2. Find A Reliable Market Trend

If you’ve noticed, it’s easier to sell goods and services in certain parts of the year such as holidays and summer time. These are called market trends, and they are directly connected to cash flow as these trade patterns heavily influence the customer’s want to spend. As such, finding a reliable market trend you can base your cash flow on allows you to predict optimal seasons of the year for revenue generation.

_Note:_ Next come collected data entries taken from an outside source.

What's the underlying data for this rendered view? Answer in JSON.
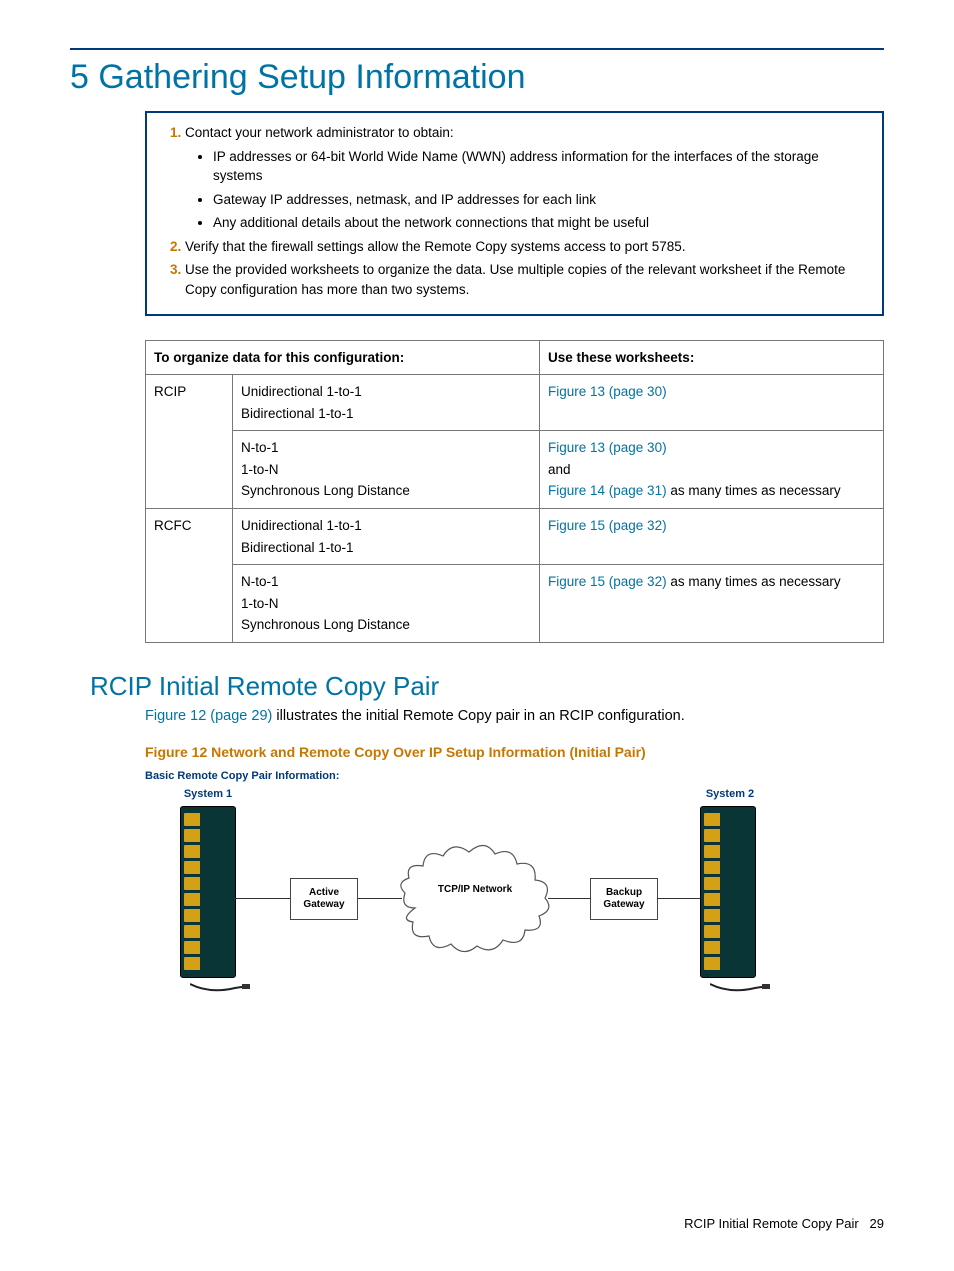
{
  "title": "5 Gathering Setup Information",
  "instructions": {
    "item1": {
      "lead": "Contact your network administrator to obtain:",
      "bullets": [
        "IP addresses or 64-bit World Wide Name (WWN) address information for the interfaces of the storage systems",
        "Gateway IP addresses, netmask, and IP addresses for each link",
        "Any additional details about the network connections that might be useful"
      ]
    },
    "item2": "Verify that the firewall settings allow the Remote Copy systems access to port 5785.",
    "item3": "Use the provided worksheets to organize the data. Use multiple copies of the relevant worksheet if the Remote Copy configuration has more than two systems."
  },
  "table": {
    "header1": "To organize data for this configuration:",
    "header2": "Use these worksheets:",
    "rows": [
      {
        "col1": "RCIP",
        "col2a": "Unidirectional 1-to-1",
        "col2b": "Bidirectional 1-to-1",
        "col3_link": "Figure 13 (page 30)"
      },
      {
        "col2a": "N-to-1",
        "col2b": "1-to-N",
        "col2c": "Synchronous Long Distance",
        "col3_link1": "Figure 13 (page 30)",
        "col3_mid": "and",
        "col3_link2": "Figure 14 (page 31)",
        "col3_tail": " as many times as necessary"
      },
      {
        "col1": "RCFC",
        "col2a": "Unidirectional 1-to-1",
        "col2b": "Bidirectional 1-to-1",
        "col3_link": "Figure 15 (page 32)"
      },
      {
        "col2a": "N-to-1",
        "col2b": "1-to-N",
        "col2c": "Synchronous Long Distance",
        "col3_link": "Figure 15 (page 32)",
        "col3_tail": " as many times as necessary"
      }
    ]
  },
  "section": {
    "title": "RCIP Initial Remote Copy Pair",
    "body_link": "Figure 12 (page 29)",
    "body_rest": " illustrates the initial Remote Copy pair in an RCIP configuration."
  },
  "figure": {
    "caption": "Figure 12 Network and Remote Copy Over IP Setup Information (Initial Pair)",
    "subcaption": "Basic Remote Copy Pair Information:",
    "sys1": "System 1",
    "sys2": "System 2",
    "active_gw": "Active Gateway",
    "backup_gw": "Backup Gateway",
    "cloud": "TCP/IP Network"
  },
  "footer": {
    "text": "RCIP Initial Remote Copy Pair",
    "page": "29"
  }
}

3. Address Uncertain Areas

In the same fashion as unpredictable storms, your cash flow forecast will have grey patches and areas of uncertainty. To address this, it’s best to have a strategic action plan in place for any situation that may occur. As vague as this may sound, the only way to solve an unpredicability is with preparedness—expect the unexpected as it were.

4. Understand Your Limits

Cash flow forecasts, like any other plan for the future, has its limits. They only go so far, so don’t expect your plan to cover every aspect of your business. Finalities should be covered by you, and you should be quick on your feet to run from the storm that’ll empty your bank accounts.

 

The difference between millions of dollars in revenue from bankruptcy is the entrepreneur’s ability to utilize cash flows. From strategizing your selling patterns around them to forecasting their effect on your business, cash flows are an integral concept to understand in the field of business and franchise. After all, the only storm that can truly destroy your business is the storm you don’t prepare for.